Home care and support services

Private Home Healthcare and Support Services in Ottawa

Consider if our private home healthcare & support services in Ottawa are for you

Prefer to stay at home but need assistance with personal care, light housekeeping and meal preparation

Have limited mobility due to age, illness or injury and need help with daily living tasks

Wish to enhance your government – provided services

We offer:

Nursing services: Private homecare in Ottawa provided by registered or registered practical nurses depending on your needs

Personal support services: Assistance with all aspects of your activities of daily living like toileting, changing, dressing, and feeding

Companion service with a trained worker who will be with you or your family member for your safety and security

Infant care for a new baby or multiple babies at any time

Attendant Assistance with bowel and bladder routines

Home Support Services with light housekeeping, laundry and meal prep

Palliative Care Services

When a cure is not a viable option, palliative and in-home hospice care provides holistic management to control pain and other symptoms. It is an ongoing assessment and relief of those symptoms. Since pain can be physical, spiritual, social and emotional, the hospice team works with existing nurses, physicians, family and hospital personnel to preserve the integrity of a dying person and family.

When is palliative and in-home hospice care the right choice? When a patient’s condition includes malignant or non-malignant diseases that no longer respond to aggressive curative therapy, and the patient’s life expectancy is six months or less.

What events trigger the decision for palliative and in-home hospice care?

There are a number of events that indicate the time is right for palliative care:

Management of symptoms, such as pain, nausea, vomiting, anorexia, weakness, respiratory distress, bowel obstruction, wounds, etc.

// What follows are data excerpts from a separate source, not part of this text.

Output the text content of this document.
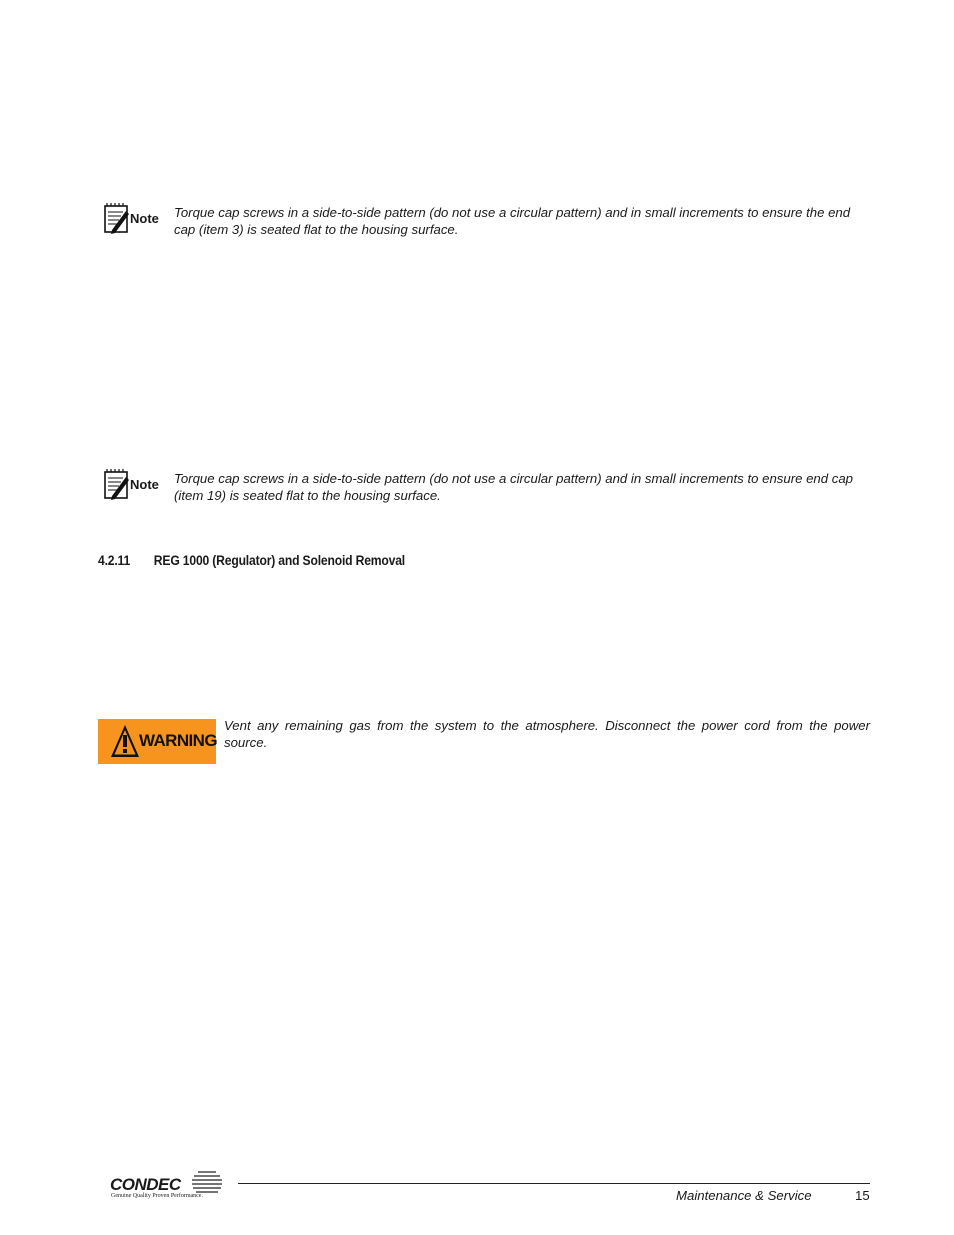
Note Torque cap screws in a side-to-side pattern (do not use a circular pattern) and in small increments to ensure the end cap (item 3) is seated flat to the housing surface.
Note Torque cap screws in a side-to-side pattern (do not use a circular pattern) and in small increments to ensure end cap (item 19) is seated flat to the housing surface.
4.2.11 REG 1000 (Regulator) and Solenoid Removal
WARNING
Vent any remaining gas from the system to the atmosphere. Disconnect the power cord from the power source.
CONDEC
Genuine Quality Proven Performance.	Maintenance & Service	15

Diminishing results from chemotherapy or radiotherapy

Family concern and fatigue over responsibility for the care of a terminally-ill family member. An upcoming hospital discharge with a need for home care

The Patient and family decision to forego further additional procedures or hospitalizations

When does one begin to consider a “supportive care network”?

You should start thinking about it when the terminally-ill patient is still alert, able to function and enjoy daily living. Be prepared for the inevitable.

When do a palliative patient and family need intensive in-home care services?

The patient wants to be at home to receive home care service. A combination of government home care services and private care can give the client attention on a 24-hour basis.